The Cat's Pajamas - Page 70

“I’m afraid that won’t be possible.”

“I’m sorry to hear that,” I said. I sent my mind into the ship, and there was the captain, stretched out upon a kind of bed, muttering. Very sick indeed. He cried out from time to time. He shut his eyes and warded off a kind of fevered vision. “Oh, God, God,” he kept saying, in his own tongue.

“Your captain is afraid of something?” I asked politely.

“No, no, oh, no,” said the aide, nervously. “Just sick. We’ve had to select a new captain who’ll come out later.” He edged off. “Well, I’ll see you.”

“Let me escort you about our city tomorrow,” I said. “All are welcome.”

As he stood there, all the time he stood there talking to me, this awful trembling moved in him. Trembling, trembling, trembling, trembling.

“You are sick, also?” I asked.

“No, no,” he said, turned, and ran into the ship.

Inside the ship, I felt him to be very sick.

I returned to our city in the heavens, among the trees, sorely perplexed. “How odd,” I said. “How nervous these visitors are.”

At twilight, as I continued work upon this plum and orange tapestry, I heard the one word drift up to me:

“Spider!”

But then I forgot this, for it was time to go up to the top of the city and wait for the first new wind off the sea, to sit there, among my friends, at peace, enjoying the smell and the goodness of it all, through the night.

IN THE MIDDLE OF THE NIGHT, I said to the begetter of my fine children: “What is it? Why are they afraid? What is there to fear? Am I not a good creature of fine intelligence and friendly character?” And the answer was yes. “Then why the trembling, the sickness, the violent ailments?”

“Perhaps a suggestion of this is in their appearance to us,” said my wife. “I find them odd.”

“Admitted.”

“And strange.”

“Yes, of course.”

“And a little frightening in appearance. Looking at them, I am somewhat uncomfortable. They are so different.”

“Think it through, consider it intelligently, and such thoughts vanish,” I said. “It’s a matter of aesthetics. We’re simply accustomed to us. We have eight legs, they only four, two of which are not used as legs at all.
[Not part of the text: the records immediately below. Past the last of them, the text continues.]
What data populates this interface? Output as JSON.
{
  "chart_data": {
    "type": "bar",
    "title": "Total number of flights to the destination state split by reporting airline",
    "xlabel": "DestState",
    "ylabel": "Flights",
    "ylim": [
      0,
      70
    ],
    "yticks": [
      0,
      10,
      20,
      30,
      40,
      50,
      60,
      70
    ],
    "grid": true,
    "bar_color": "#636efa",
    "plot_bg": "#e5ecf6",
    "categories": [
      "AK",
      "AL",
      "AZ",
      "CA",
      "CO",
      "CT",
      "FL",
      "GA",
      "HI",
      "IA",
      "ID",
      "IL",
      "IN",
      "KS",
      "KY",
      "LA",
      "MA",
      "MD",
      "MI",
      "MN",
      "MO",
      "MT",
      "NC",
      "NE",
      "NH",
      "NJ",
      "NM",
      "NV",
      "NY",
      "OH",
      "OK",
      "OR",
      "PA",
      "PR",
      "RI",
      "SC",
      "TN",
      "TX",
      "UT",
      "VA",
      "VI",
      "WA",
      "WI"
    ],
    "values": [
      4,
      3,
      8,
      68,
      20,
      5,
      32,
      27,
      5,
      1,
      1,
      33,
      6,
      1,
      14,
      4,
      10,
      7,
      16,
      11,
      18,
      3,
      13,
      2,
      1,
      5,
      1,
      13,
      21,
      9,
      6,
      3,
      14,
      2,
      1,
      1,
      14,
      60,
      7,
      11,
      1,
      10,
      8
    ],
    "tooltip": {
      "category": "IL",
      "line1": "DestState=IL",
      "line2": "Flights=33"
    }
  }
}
Odd, strange, momentarily unsettling, yes, but I adjusted immediately, with reason. Our aesthetic is resilient.”

“Perhaps theirs is not. Perhaps they do not like the way we look.”

I laughed at this. “What, be frightened of just outward appearances? Nonsense!”

“You’re right, of course. It must be something else.”

“I wish I knew,” I said. “I wish I knew. I wish I could put them at ease.”

“Forget it,” said my wife. “A new wind has arisen. Listen. Listen.”

THE NEXT DAY I took the new captain on a tour of our city. We talked for hours. Our minds met. He was a doctor of the mind. He was an intelligent creature. Less intelligent than we, yes. But this is nothing to consider with prejudice. I found him a creature of wit, good humor, considerable knowledge, and few prejudices, actually. Yet, all through the afternoon, while touring our heaven-moored city, I felt the hidden trembling, trembling.

I was too polite to mention it again.

The new captain swallowed a number of tablets from time to time.

“What are those?” I asked.

“For my nerves,” he said, quickly. “That’s all.”